Autorenkollektiv, Verlag von Th. Schröter, 1903-1905

Kochschule und Ratgeber für Familie & Haus

XIV. Band. Nr. 3

Erscheint wöchentlich. Abonnement jährlich Fr. 2.50; als Beilage zum "Schweiz. Familien-Wochenblatt" gratis. Inserate die kleine Zeile 25 Cts.

Verlag Th. Sch röter, Obere Zäune 12, Zürich.

1904. 16. Juli. Inhalt: Meine Speisekammer im Sommer. - Küchenbriefe. - Enge Halskragen. - Einmachkunst. - Für die Küche. - Briefwechsel der Abonnenten unter sich. - Eingesandt. - Kleine Rundschau. - Inserate.

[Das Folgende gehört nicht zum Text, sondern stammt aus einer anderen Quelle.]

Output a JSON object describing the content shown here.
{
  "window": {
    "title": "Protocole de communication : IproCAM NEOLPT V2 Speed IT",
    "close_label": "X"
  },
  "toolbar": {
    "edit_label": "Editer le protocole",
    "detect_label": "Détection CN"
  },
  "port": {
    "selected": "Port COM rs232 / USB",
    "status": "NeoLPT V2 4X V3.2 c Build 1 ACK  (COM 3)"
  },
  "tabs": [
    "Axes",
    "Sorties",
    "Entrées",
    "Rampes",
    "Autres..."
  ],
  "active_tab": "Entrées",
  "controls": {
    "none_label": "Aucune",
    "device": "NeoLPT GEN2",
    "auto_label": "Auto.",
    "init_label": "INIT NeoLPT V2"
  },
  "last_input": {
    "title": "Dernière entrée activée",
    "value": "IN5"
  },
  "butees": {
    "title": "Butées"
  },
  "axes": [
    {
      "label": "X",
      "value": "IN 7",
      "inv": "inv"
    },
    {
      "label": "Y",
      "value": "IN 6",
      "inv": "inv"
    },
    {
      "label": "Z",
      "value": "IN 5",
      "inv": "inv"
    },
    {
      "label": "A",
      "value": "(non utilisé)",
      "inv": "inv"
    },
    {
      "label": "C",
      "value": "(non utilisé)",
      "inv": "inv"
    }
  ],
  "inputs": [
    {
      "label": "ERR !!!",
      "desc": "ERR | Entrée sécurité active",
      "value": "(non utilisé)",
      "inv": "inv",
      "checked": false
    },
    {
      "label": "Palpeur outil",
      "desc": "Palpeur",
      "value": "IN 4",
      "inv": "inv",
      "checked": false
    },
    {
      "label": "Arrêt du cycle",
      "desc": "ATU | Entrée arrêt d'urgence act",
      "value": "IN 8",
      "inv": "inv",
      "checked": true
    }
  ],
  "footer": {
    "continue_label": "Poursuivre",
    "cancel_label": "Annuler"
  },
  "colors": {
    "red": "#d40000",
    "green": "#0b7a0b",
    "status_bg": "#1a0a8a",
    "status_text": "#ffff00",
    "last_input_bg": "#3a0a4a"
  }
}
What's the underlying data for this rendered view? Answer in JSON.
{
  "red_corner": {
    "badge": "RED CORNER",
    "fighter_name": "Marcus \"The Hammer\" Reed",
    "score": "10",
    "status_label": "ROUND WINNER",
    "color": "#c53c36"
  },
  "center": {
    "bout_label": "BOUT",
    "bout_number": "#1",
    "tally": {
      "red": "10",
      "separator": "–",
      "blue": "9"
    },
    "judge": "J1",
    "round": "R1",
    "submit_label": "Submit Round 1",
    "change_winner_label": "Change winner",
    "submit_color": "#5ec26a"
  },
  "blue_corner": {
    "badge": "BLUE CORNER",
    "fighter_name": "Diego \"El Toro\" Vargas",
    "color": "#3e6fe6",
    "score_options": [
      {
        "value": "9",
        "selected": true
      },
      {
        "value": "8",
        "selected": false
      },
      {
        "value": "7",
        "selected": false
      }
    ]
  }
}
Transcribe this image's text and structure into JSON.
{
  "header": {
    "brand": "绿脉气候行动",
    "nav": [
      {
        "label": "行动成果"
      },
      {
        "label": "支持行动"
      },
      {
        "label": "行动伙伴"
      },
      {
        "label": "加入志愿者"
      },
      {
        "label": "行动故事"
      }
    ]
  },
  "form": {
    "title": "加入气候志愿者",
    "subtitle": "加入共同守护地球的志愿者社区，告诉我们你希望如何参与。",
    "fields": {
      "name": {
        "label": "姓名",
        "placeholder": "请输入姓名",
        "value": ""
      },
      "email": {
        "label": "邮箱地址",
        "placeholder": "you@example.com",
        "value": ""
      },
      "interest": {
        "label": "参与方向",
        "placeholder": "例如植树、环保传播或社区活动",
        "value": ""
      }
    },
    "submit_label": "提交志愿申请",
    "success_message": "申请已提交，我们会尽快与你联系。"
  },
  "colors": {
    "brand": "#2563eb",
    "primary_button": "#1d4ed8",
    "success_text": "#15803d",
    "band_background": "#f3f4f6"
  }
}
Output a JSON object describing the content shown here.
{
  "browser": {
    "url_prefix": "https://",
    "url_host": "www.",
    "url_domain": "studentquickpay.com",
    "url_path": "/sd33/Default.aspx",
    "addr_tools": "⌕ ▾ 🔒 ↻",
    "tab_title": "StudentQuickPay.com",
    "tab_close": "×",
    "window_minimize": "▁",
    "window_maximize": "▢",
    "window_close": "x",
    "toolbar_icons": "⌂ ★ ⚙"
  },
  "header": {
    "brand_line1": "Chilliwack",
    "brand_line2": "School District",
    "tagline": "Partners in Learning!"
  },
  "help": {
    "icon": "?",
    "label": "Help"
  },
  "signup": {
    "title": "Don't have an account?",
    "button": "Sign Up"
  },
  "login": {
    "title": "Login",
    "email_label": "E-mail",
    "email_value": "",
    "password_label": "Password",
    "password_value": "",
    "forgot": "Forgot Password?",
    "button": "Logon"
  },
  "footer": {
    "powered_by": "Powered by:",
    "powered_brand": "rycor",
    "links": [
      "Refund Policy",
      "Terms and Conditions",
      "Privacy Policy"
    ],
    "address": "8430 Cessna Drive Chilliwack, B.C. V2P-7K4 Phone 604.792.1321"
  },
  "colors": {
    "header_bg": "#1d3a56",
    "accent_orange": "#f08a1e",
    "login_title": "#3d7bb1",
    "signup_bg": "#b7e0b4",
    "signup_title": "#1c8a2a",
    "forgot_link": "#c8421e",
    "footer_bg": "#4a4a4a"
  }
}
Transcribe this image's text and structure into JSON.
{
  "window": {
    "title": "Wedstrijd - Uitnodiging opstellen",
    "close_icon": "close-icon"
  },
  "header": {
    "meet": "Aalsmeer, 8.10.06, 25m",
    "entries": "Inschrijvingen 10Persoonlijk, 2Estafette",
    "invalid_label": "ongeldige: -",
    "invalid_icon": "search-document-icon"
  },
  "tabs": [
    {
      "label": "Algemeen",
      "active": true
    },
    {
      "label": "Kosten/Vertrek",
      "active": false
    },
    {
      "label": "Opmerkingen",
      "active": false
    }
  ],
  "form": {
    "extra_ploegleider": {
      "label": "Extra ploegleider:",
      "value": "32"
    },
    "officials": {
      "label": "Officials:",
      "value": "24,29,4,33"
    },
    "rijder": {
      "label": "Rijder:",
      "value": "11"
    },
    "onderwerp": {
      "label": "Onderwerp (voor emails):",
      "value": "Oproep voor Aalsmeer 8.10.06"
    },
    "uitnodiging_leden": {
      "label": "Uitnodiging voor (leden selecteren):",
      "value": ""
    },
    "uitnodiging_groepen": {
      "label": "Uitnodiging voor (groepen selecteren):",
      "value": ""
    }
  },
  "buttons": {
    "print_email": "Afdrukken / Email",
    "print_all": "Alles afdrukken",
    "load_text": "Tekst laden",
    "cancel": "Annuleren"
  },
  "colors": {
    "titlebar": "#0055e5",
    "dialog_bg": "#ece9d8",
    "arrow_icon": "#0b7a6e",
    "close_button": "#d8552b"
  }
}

Meine Speisekammer im Sommer.

Gastronomisches Allerlei von Hildegard Orth.

(Nachdruck verboten.)

Wenn schon die Küche die Putzstube der echten, wirklichen Hausfrau sein soll, so darf man die Speisekammer mit Fug die Stätte nennen, wo sie ihre Kostbarkeiten birgt. Ich wenigstens lege großen Wert darauf, daß hier alles, was zum Wohlbefinden und zur Behaglichkeit des Magens dient, reichlich und in bester Beschaffenheit vorhanden ist. Ich kann auch durchaus nicht einsehen, daß es so schwierig ist, in dieser heißen Jahreszeit Speisen und Vorräte vor dem Verdorbenwerden zu schützen. Hauptsache bleibt freilich, daß man richtig einzukaufen versteht, daß man ferner weiß, wie jeder Mundvorrat sich gegenüber der Einwirkung der Hitze verhält - und vor allem, wie die Speisekammer selber in dieser Hinsicht angebracht ist oder gehalten werden muß.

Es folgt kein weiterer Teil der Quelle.